Ô rage ! Le mal de l’homme
devenu loup
La rage est une zoonose, une maladie neurotrope commune à l’homme et à de très nombreux animaux vertébrés, qui atteint les cellules cérébrales et occasionne, si le virus parvient jusqu’au cerveau, une méningo-encéphalite jugée irréversible lorsqu’on se limite aux moyens conventionnels de traitement.
La mort survient en principe entre une et trois semaines après le début des symptômes, eux-mêmes apparaissant en moyenne trois semaines après la morsure ou la griffure infectante. Classiquement, le premier signe est une “modification de l’humeur”, terme assez vague mais actuellement très à la mode, et qui signifie que l’individu se comporte de manière inhabituelle et asociale, manifeste de l’angoisse et des phobies très particulières, ici une aversion prononcée pour l’eau et les courants d’air. Plus tard peut apparaître cette agressivité sans raison apparente,
déroutante de la part de compagnons domestiques, inhabituelle de la part d’animaux sauvages qui viennent à l’homme pour l’agresser au lieu de l’éviter comme à leur habitude.
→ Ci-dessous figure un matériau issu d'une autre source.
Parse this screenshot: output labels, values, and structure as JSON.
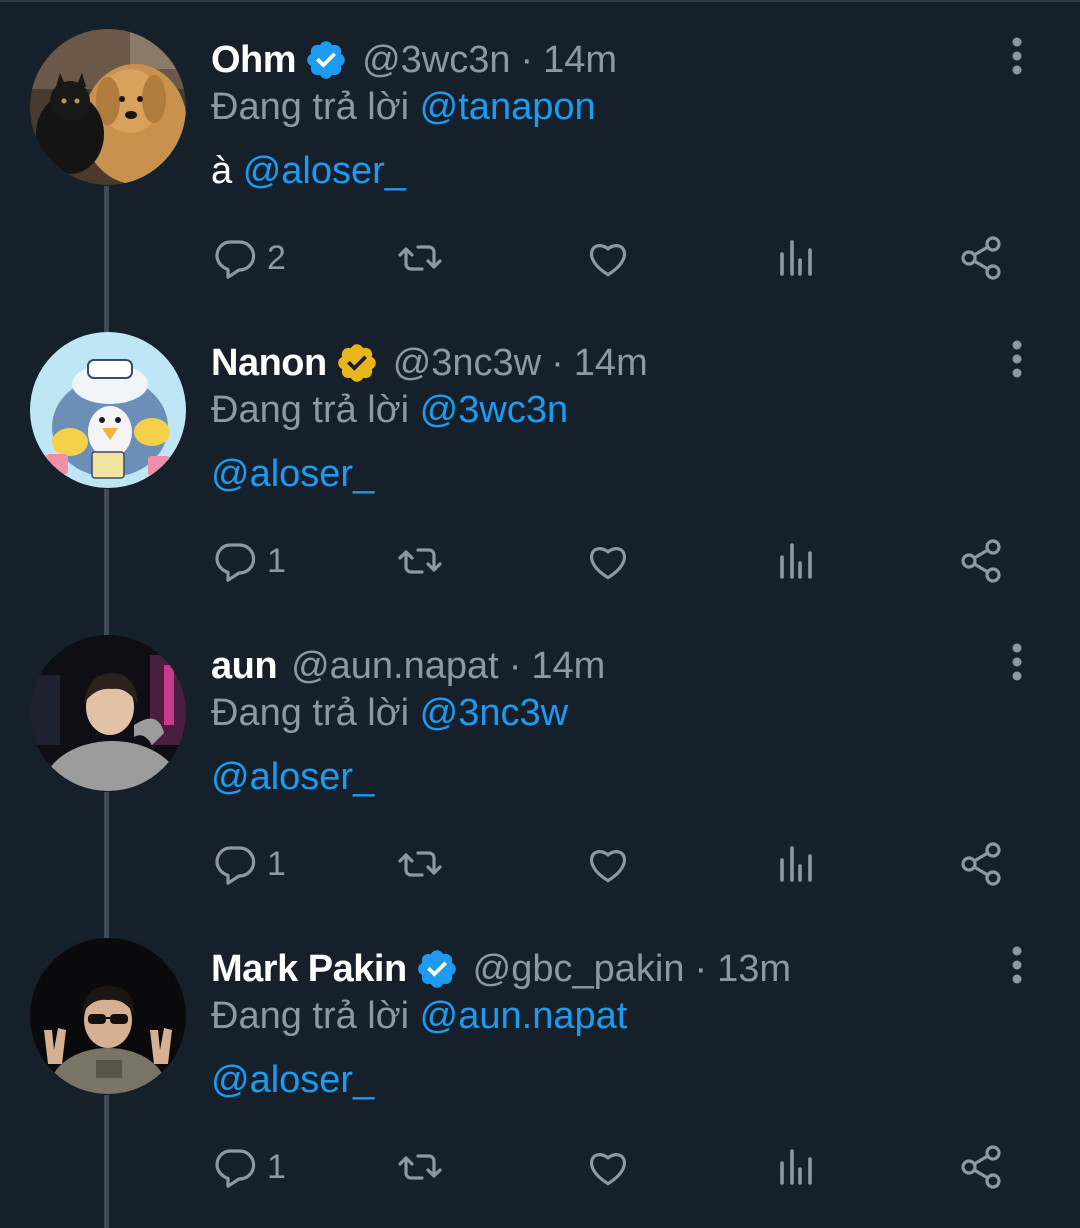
{
  "colors": {
    "background": "#15202b",
    "link": "#1d9bf0",
    "muted": "#8b98a5",
    "verified_blue": "#1d9bf0",
    "verified_gold": "#e8b51b"
  },
  "replying_prefix": "Đang trả lời",
  "tweets": [
    {
      "name": "Ohm",
      "verified": "blue",
      "handle": "@3wc3n",
      "dot": "·",
      "time": "14m",
      "replying_to": "@tanapon",
      "body_prefix": "à ",
      "body_mention": "@aloser_",
      "reply_count": "2",
      "avatar_icon": "dog-and-cat-photo"
    },
    {
      "name": "Nanon",
      "verified": "gold",
      "handle": "@3nc3w",
      "dot": "·",
      "time": "14m",
      "replying_to": "@3wc3n",
      "body_prefix": "",
      "body_mention": "@aloser_",
      "reply_count": "1",
      "avatar_icon": "penguin-cartoon"
    },
    {
      "name": "aun",
      "verified": "none",
      "handle": "@aun.napat",
      "dot": "·",
      "time": "14m",
      "replying_to": "@3nc3w",
      "body_prefix": "",
      "body_mention": "@aloser_",
      "reply_count": "1",
      "avatar_icon": "person-photo"
    },
    {
      "name": "Mark Pakin",
      "verified": "blue",
      "handle": "@gbc_pakin",
      "dot": "·",
      "time": "13m",
      "replying_to": "@aun.napat",
      "body_prefix": "",
      "body_mention": "@aloser_",
      "reply_count": "1",
      "avatar_icon": "person-peace-sign-photo"
    }
  ]
}
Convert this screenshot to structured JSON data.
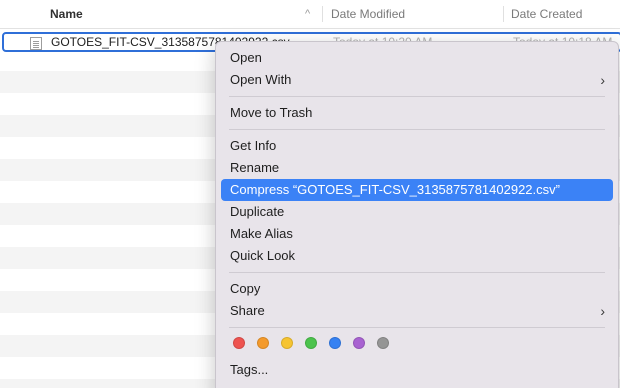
{
  "columns": {
    "name": "Name",
    "sort_indicator": "^",
    "date_modified": "Date Modified",
    "date_created": "Date Created"
  },
  "file": {
    "name": "GOTOES_FIT-CSV_3135875781402922.csv",
    "date_modified": "Today at 10:20 AM",
    "date_created": "Today at 10:18 AM"
  },
  "menu": {
    "open": "Open",
    "open_with": "Open With",
    "move_to_trash": "Move to Trash",
    "get_info": "Get Info",
    "rename": "Rename",
    "compress": "Compress “GOTOES_FIT-CSV_3135875781402922.csv”",
    "duplicate": "Duplicate",
    "make_alias": "Make Alias",
    "quick_look": "Quick Look",
    "copy": "Copy",
    "share": "Share",
    "tags": "Tags...",
    "submenu_chevron": "›"
  },
  "tag_colors": {
    "red": "#ee5350",
    "orange": "#f49a2c",
    "yellow": "#f6c431",
    "green": "#4cc34d",
    "blue": "#3581f2",
    "purple": "#a862d1",
    "gray": "#959595"
  },
  "highlight_color": "#3b82f6",
  "selection_border_color": "#2f6fd8"
}
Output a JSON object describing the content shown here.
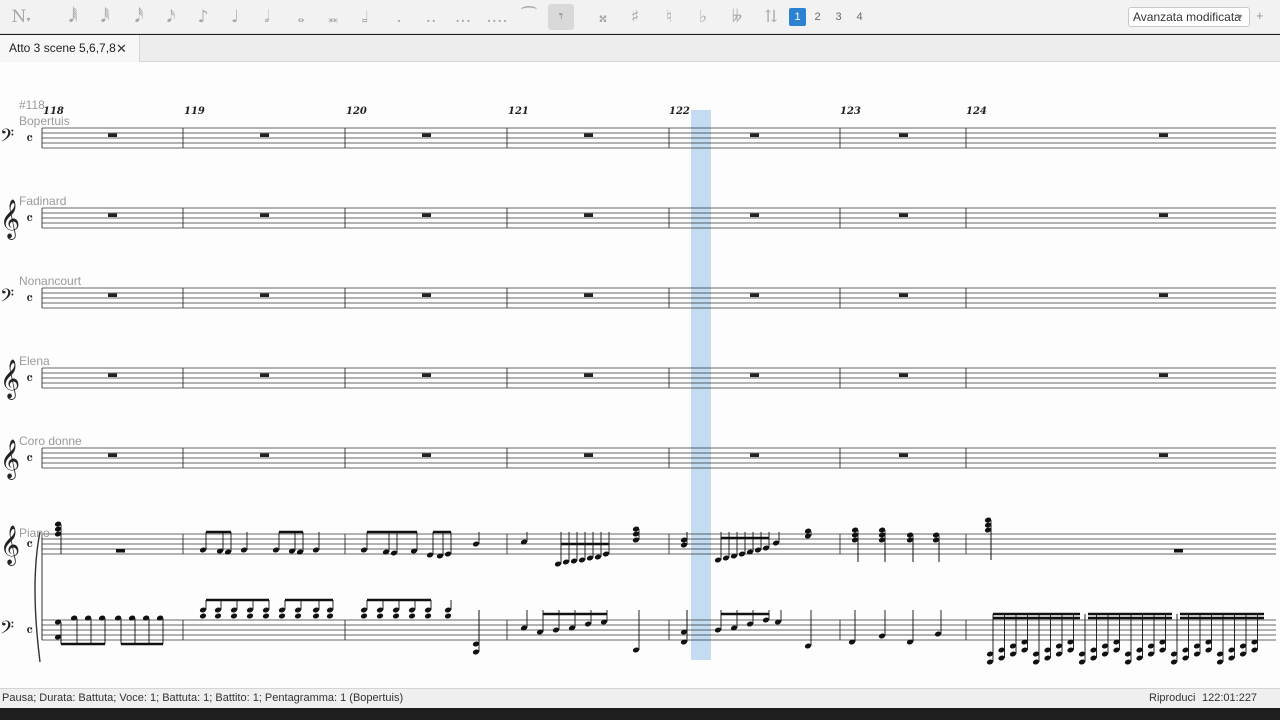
{
  "toolbar": {
    "note_input_icon": "N",
    "palette": [
      {
        "icon": "note-input-icon",
        "glyph": "𝅘𝅥𝅯"
      },
      {
        "icon": "128th-note-icon",
        "glyph": "𝅘𝅥𝅲"
      },
      {
        "icon": "64th-note-icon",
        "glyph": "𝅘𝅥𝅱"
      },
      {
        "icon": "32nd-note-icon",
        "glyph": "𝅘𝅥𝅰"
      },
      {
        "icon": "16th-note-icon",
        "glyph": "𝅘𝅥𝅯"
      },
      {
        "icon": "eighth-note-icon",
        "glyph": "♪"
      },
      {
        "icon": "quarter-note-icon",
        "glyph": "♩"
      },
      {
        "icon": "half-note-icon",
        "glyph": "𝅗𝅥"
      },
      {
        "icon": "whole-note-icon",
        "glyph": "𝅝"
      },
      {
        "icon": "breve-icon",
        "glyph": "𝅜"
      },
      {
        "icon": "longa-icon",
        "glyph": "𝆷"
      },
      {
        "icon": "dot-icon",
        "glyph": "."
      },
      {
        "icon": "double-dot-icon",
        "glyph": ".."
      },
      {
        "icon": "triple-dot-icon",
        "glyph": "..."
      },
      {
        "icon": "quadruple-dot-icon",
        "glyph": "...."
      },
      {
        "icon": "tie-icon",
        "glyph": "⁀"
      },
      {
        "icon": "rest-icon",
        "glyph": "𝄾"
      },
      {
        "icon": "double-sharp-icon",
        "glyph": "𝄪"
      },
      {
        "icon": "sharp-icon",
        "glyph": "♯"
      },
      {
        "icon": "natural-icon",
        "glyph": "♮"
      },
      {
        "icon": "flat-icon",
        "glyph": "♭"
      },
      {
        "icon": "double-flat-icon",
        "glyph": "𝄫"
      },
      {
        "icon": "flip-direction-icon",
        "glyph": "⇅"
      }
    ],
    "voices": [
      "1",
      "2",
      "3",
      "4"
    ],
    "active_voice": "1",
    "workspace": "Avanzata modificata",
    "plus": "+"
  },
  "tabs": [
    {
      "label": "Atto 3 scene 5,6,7,8",
      "close": "✕"
    }
  ],
  "score": {
    "rehearsal_mark": "#118",
    "measure_numbers": [
      "118",
      "119",
      "120",
      "121",
      "122",
      "123",
      "124"
    ],
    "staves": [
      {
        "name": "Bopertuis",
        "clef": "bass"
      },
      {
        "name": "Fadinard",
        "clef": "treble"
      },
      {
        "name": "Nonancourt",
        "clef": "bass"
      },
      {
        "name": "Elena",
        "clef": "treble"
      },
      {
        "name": "Coro donne",
        "clef": "treble"
      },
      {
        "name": "Piano",
        "clef": "treble"
      },
      {
        "name": "",
        "clef": "bass"
      }
    ],
    "time_signature": "𝄴",
    "selection_color": "#b9d6ef"
  },
  "status": {
    "selection": "Pausa; Durata: Battuta; Voce: 1;  Battuta: 1; Battito: 1; Pentagramma: 1 (Bopertuis)",
    "mode": "Riproduci",
    "time": "122:01:227"
  }
}
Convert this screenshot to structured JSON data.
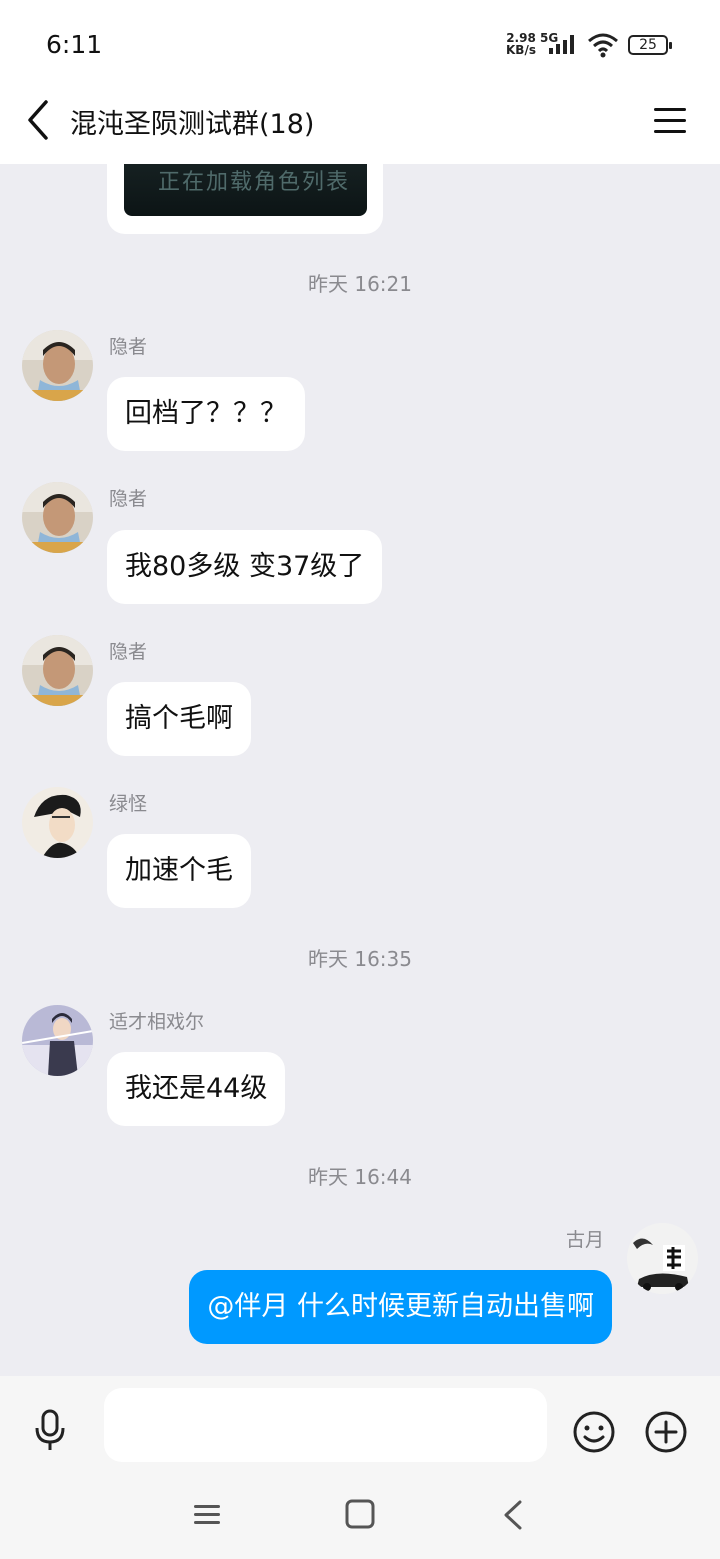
{
  "status_bar": {
    "time": "6:11",
    "net_speed_value": "2.98",
    "net_speed_unit": "KB/s",
    "network_type": "5G",
    "battery": "25",
    "icons": [
      "signal-icon",
      "wifi-icon",
      "battery-icon"
    ]
  },
  "header": {
    "title": "混沌圣陨测试群(18)",
    "icons": [
      "back-icon",
      "menu-icon"
    ]
  },
  "image_message": {
    "thumb_text": "正在加载角色列表"
  },
  "messages": [
    {
      "type": "timestamp",
      "text": "昨天 16:21"
    },
    {
      "type": "incoming",
      "sender": "隐者",
      "text": "回档了？？？"
    },
    {
      "type": "incoming",
      "sender": "隐者",
      "text": "我80多级 变37级了"
    },
    {
      "type": "incoming",
      "sender": "隐者",
      "text": "搞个毛啊"
    },
    {
      "type": "incoming",
      "sender": "绿怪",
      "text": "加速个毛"
    },
    {
      "type": "timestamp",
      "text": "昨天 16:35"
    },
    {
      "type": "incoming",
      "sender": "适才相戏尔",
      "text": "我还是44级"
    },
    {
      "type": "timestamp",
      "text": "昨天 16:44"
    },
    {
      "type": "outgoing",
      "sender": "古月",
      "text": "@伴月 什么时候更新自动出售啊"
    }
  ],
  "input_bar": {
    "placeholder": "",
    "icons": [
      "microphone-icon",
      "emoji-icon",
      "plus-icon"
    ]
  },
  "nav_bar": {
    "icons": [
      "nav-menu-icon",
      "nav-home-icon",
      "nav-back-icon"
    ]
  },
  "colors": {
    "background": "#ededf2",
    "self_bubble": "#0099ff",
    "incoming_bubble": "#ffffff"
  }
}
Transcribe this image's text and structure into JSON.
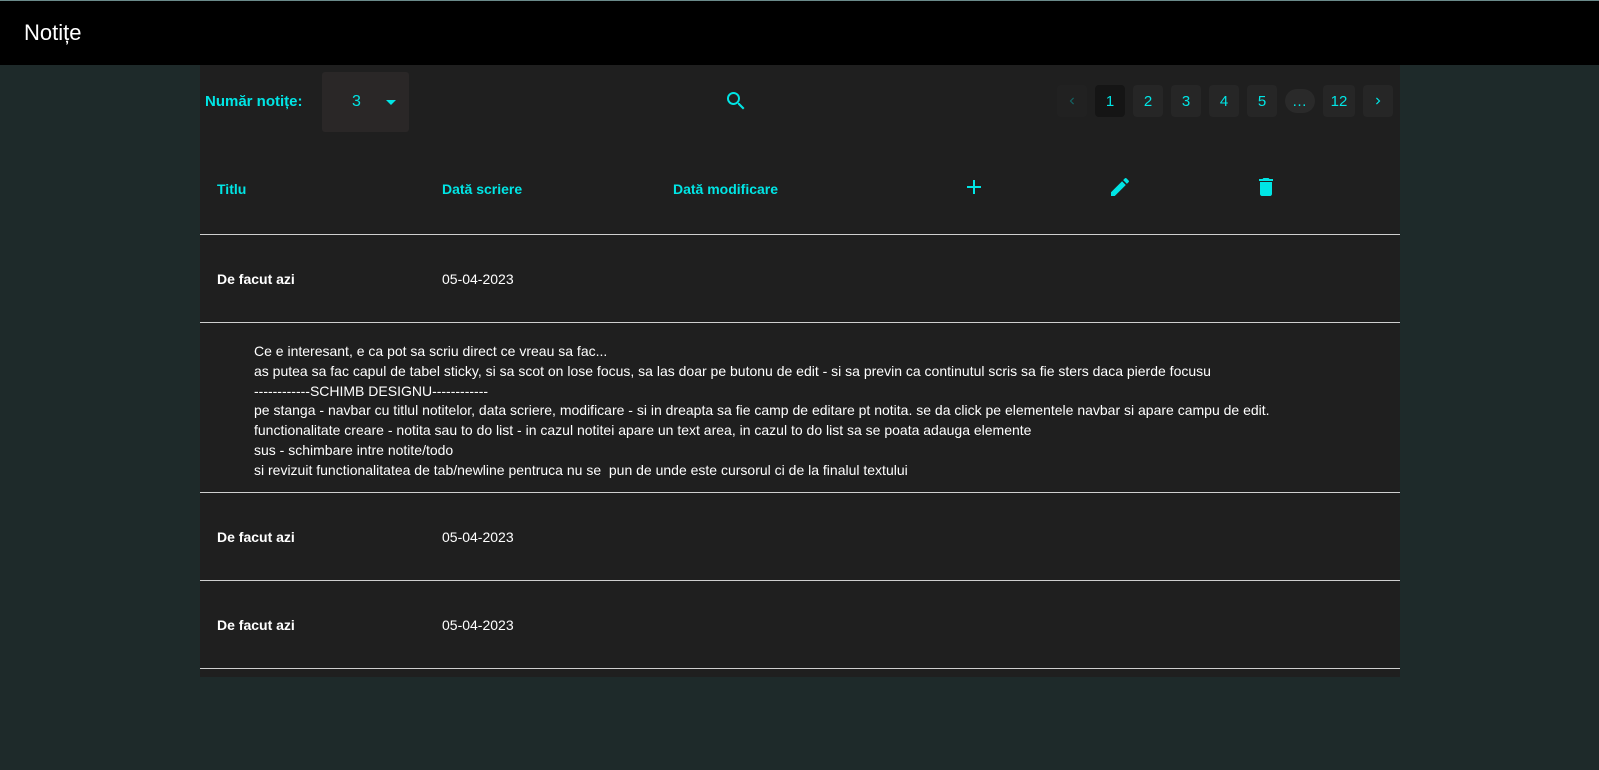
{
  "app": {
    "title": "Notițe"
  },
  "toolbar": {
    "count_label": "Număr notițe:",
    "count_value": "3",
    "search_icon": "search-icon"
  },
  "pagination": {
    "pages": [
      "1",
      "2",
      "3",
      "4",
      "5",
      "…",
      "12"
    ],
    "current": "1"
  },
  "table": {
    "headers": {
      "title": "Titlu",
      "written": "Dată scriere",
      "modified": "Dată modificare"
    },
    "actions": [
      "plus-icon",
      "pencil-icon",
      "trash-icon"
    ],
    "rows": [
      {
        "title": "De facut azi",
        "written": "05-04-2023",
        "modified": ""
      },
      {
        "title": "De facut azi",
        "written": "05-04-2023",
        "modified": ""
      },
      {
        "title": "De facut azi",
        "written": "05-04-2023",
        "modified": ""
      }
    ],
    "expanded_content": [
      "Ce e interesant, e ca pot sa scriu direct ce vreau sa fac...",
      "as putea sa fac capul de tabel sticky, si sa scot on lose focus, sa las doar pe butonu de edit - si sa previn ca continutul scris sa fie sters daca pierde focusu",
      "------------SCHIMB DESIGNU------------",
      "pe stanga - navbar cu titlul notitelor, data scriere, modificare - si in dreapta sa fie camp de editare pt notita. se da click pe elementele navbar si apare campu de edit.",
      "functionalitate creare - notita sau to do list - in cazul notitei apare un text area, in cazul to do list sa se poata adauga elemente",
      "sus - schimbare intre notite/todo",
      "si revizuit functionalitatea de tab/newline pentruca nu se  pun de unde este cursorul ci de la finalul textului"
    ]
  },
  "colors": {
    "accent": "#00e5e5",
    "panel": "#1f1f1f",
    "background": "#1e2a2a",
    "appbar": "#000000"
  }
}
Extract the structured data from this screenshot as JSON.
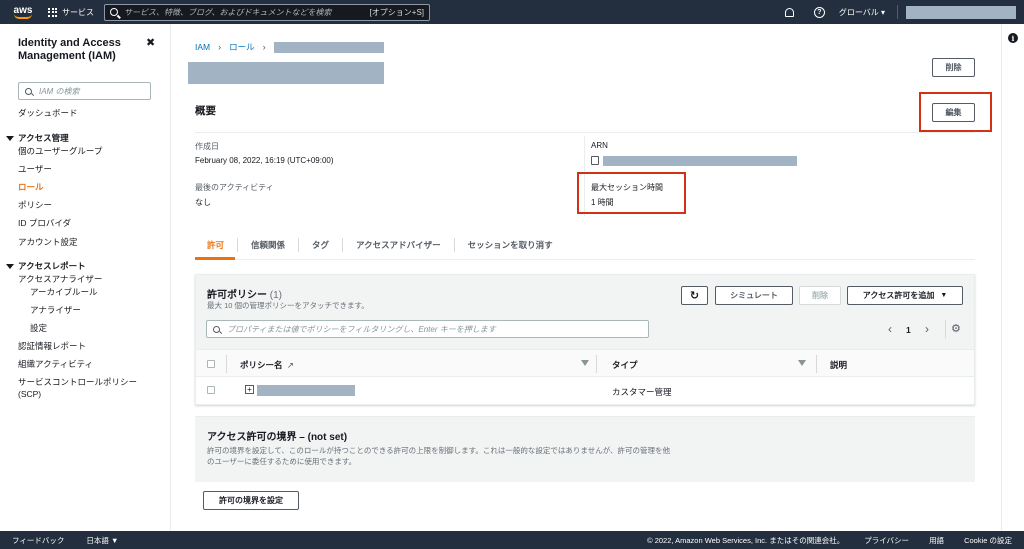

Auparavant, on pourra observer des accès de fièvre, des tremblements, une hypersensibilité avec spasmes et contractures à la moindre sollicitation neurosensorielle. La voix se modifie et la salivation devient intense... Imaginons la suite : une bave abon-dante inonde la bouche, déborde d’entre les lèvres retroussées par le spasme, et s’écoule irrépressiblement sur le menton... Voici une parfaite description de la métamorphose de l’homme en loup, telle que la décrit depuis l’aube du monde la légende du garou. Terrifiant destin que ce retour aux abîmes du chaos originel !
Puis vient la maladie nerveuse proprement dite, particulièrement éprouvante, associée à des “troubles de la conscience”, cette conscience qui éclaire et guide notre humanité et dont la perte se traduit par cette régression vers une ténébreuse animalité dominée par l’instinct.
La maladie nerveuse se traduit parfois par une paralysie flasque et un coma très rapide, mais dans d’autres cas se produit un état d’excitation furieuse au cours duquel l’individu atteint peut se livrer à des actes incontrôlés de violence tels que les fameuses morsures et griffures furieuses qui précèdent de peu la mort.
Comme nous l’avons suggéré, cette violente agitation avec perte de la lucidité et du contrôle volontaire correspond à une perte d’identité, à un effondrement psychotique qui est certainement LA peur la plus intime de chaque être humain.